Chaudron à Réflexions

Féminin et créativité.

Féminin et créativité. Voilà deux forces qu’on ne cesse d’invoquer l’une avec l’autre. Dès qu’il est question de Féminin, on entend parler de sa puissance créative. On dit que les femmes portent en elles ce sens de la création. C’est au centre de leur corps, lové dans le bassin, qu’émerge, grandit, et vit la Créativité. Question d’épanouissement, les femmes sont des êtres ayant besoin de créer, peut-être un peu plus que leurs homologues masculins.

Je ne sais pas à quel point ce discours – que je retrouve partout – est juste. Ces derniers temps, j’en fais une expérience personnelle. Expérience qui me rend heureuse autant qu’elle me bouscule. Je sens en moi des forces qui se contredisent et qui se fuient avec autant de ferveur que deux aimants qui se repoussent.
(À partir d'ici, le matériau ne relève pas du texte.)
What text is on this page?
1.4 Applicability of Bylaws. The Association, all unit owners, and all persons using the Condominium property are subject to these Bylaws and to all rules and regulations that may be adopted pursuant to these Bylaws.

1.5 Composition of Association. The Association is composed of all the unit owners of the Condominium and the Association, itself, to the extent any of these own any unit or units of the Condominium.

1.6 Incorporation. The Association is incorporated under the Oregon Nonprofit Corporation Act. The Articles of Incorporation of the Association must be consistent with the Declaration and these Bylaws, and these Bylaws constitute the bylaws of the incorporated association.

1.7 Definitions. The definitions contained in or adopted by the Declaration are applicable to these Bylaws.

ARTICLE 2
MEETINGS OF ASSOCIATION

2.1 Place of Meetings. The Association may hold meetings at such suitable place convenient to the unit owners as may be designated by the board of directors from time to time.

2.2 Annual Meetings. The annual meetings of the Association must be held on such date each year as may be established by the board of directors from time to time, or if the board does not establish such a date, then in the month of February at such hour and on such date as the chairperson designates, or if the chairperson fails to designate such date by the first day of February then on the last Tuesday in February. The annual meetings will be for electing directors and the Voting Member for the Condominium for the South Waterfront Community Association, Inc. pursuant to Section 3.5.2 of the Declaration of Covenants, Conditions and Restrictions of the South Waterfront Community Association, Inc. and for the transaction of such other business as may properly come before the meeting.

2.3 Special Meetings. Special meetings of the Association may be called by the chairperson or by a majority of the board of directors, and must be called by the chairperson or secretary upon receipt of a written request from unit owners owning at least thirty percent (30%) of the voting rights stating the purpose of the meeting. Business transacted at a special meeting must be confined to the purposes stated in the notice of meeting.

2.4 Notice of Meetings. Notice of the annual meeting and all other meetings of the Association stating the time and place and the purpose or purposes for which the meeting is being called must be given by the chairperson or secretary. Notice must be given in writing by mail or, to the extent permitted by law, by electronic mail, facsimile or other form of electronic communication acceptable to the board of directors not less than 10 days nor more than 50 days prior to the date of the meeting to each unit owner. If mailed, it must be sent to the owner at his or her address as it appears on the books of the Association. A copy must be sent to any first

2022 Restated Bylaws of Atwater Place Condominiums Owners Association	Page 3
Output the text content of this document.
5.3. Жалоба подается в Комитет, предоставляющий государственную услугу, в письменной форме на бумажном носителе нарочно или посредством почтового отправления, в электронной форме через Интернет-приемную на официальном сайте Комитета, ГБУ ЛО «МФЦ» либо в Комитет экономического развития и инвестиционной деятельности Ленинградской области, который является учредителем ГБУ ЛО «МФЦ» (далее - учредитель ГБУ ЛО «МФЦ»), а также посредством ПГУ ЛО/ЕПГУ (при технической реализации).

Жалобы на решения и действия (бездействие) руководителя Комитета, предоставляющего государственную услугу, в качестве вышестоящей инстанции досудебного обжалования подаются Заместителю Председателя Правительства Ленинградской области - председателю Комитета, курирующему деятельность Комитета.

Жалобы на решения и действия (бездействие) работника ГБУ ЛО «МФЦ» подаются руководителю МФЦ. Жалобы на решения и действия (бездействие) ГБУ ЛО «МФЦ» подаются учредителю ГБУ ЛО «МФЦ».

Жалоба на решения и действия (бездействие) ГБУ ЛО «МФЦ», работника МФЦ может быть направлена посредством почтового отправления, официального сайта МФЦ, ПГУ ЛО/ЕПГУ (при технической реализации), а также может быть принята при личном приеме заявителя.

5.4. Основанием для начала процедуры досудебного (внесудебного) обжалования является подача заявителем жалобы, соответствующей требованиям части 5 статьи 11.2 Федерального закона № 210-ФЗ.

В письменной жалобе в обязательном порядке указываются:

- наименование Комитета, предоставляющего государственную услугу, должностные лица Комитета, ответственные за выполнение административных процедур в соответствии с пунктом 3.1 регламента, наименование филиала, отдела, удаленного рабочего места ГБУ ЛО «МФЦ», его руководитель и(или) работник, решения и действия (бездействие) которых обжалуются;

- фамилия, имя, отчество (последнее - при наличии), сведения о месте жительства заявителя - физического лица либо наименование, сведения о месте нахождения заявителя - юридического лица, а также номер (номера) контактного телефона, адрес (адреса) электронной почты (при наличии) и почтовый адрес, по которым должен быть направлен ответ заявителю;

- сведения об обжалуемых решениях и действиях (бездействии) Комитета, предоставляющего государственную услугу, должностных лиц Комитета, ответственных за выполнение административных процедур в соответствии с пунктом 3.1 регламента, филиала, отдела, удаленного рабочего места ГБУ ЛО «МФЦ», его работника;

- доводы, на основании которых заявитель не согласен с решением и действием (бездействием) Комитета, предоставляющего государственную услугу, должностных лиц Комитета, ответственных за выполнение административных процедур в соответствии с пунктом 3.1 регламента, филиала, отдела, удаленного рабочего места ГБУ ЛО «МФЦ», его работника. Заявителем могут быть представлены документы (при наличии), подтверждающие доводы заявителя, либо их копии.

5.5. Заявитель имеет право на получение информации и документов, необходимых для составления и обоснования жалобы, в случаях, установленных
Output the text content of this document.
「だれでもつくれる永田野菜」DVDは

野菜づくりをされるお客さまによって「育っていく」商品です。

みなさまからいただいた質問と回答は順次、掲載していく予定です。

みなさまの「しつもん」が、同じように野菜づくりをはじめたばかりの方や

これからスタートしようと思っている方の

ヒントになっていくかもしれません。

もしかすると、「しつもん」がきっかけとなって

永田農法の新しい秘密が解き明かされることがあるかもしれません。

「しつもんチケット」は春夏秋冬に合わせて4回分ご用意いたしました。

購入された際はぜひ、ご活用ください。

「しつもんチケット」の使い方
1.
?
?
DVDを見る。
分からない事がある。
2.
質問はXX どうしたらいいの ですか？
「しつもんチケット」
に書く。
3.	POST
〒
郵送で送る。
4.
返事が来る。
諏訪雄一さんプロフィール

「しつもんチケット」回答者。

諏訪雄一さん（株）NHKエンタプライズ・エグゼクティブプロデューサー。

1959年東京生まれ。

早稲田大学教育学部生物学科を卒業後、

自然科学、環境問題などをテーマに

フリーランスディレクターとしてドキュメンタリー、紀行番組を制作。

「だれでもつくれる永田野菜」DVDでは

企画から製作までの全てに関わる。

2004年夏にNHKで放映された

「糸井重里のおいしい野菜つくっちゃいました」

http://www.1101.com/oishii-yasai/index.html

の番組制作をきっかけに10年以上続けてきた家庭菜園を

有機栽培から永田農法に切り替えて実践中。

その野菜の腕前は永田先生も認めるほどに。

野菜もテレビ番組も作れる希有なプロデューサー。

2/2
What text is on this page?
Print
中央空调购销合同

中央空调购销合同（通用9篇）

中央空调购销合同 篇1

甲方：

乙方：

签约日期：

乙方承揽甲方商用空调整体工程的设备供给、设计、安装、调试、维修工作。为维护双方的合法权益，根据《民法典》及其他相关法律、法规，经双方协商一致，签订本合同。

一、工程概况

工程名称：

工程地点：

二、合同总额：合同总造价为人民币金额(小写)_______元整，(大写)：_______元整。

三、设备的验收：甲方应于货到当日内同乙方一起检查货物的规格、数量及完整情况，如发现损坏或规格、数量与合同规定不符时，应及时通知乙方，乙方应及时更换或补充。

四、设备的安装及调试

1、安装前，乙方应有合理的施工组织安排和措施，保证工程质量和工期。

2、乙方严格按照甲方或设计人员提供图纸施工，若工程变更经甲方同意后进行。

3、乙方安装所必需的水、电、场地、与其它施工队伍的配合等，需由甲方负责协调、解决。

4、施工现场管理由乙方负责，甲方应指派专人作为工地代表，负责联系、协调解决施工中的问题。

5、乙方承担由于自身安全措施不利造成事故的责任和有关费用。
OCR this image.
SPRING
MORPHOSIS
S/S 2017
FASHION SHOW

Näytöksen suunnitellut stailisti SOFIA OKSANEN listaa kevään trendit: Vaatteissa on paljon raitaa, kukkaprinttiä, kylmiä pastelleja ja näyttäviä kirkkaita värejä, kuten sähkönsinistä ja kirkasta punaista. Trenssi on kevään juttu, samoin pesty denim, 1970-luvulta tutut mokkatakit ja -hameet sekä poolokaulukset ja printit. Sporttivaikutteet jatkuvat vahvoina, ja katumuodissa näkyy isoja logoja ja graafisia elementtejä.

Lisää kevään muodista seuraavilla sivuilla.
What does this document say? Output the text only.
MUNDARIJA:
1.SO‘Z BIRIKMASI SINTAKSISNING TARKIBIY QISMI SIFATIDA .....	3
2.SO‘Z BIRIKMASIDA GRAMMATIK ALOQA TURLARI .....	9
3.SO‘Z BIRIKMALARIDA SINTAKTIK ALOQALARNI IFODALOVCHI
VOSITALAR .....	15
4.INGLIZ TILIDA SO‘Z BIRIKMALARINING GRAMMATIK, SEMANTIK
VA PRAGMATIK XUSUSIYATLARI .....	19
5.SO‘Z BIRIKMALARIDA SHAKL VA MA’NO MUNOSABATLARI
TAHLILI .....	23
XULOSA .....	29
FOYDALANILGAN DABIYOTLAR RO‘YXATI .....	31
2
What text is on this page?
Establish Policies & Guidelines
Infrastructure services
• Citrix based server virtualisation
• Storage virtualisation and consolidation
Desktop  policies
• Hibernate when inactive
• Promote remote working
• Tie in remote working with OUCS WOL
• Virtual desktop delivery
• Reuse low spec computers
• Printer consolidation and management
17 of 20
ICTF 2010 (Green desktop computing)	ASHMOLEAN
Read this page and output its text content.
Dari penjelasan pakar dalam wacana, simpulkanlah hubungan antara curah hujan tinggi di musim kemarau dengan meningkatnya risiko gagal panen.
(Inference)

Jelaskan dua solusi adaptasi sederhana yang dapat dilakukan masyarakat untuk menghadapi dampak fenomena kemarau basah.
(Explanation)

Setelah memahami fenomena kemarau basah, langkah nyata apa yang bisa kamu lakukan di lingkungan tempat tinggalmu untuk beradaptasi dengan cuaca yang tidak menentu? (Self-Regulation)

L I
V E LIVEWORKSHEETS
Depuis quelques mois, je fais un grand travail sur ma créativité (grâce à un joli programme dont je vous parlerai bientôt 🙂 ). En parallèle, je fais un travail sur mon corps, et plus particulièrement sur la zone du bassin. C’est une zone qui concentre beaucoup de difficultés chez moi. Doucement mes hanches s’ouvrent, s’assouplissent. Je ressens de moins en moins cette sensation que mes entrailles et mes organes sexuels sont « collés », enlisés. Je me sens moins enflammée.

Je récolte un très beau résultat à mon travail. Mes envies et leurs concrétisations sont devenues fluides, je crée beaucoup plus qu’avant ! Et beaucoup mieux. Mes idées sont plus claires, plus structurées. Mais cette semaine, il m’est arrivé quelque chose de particulier.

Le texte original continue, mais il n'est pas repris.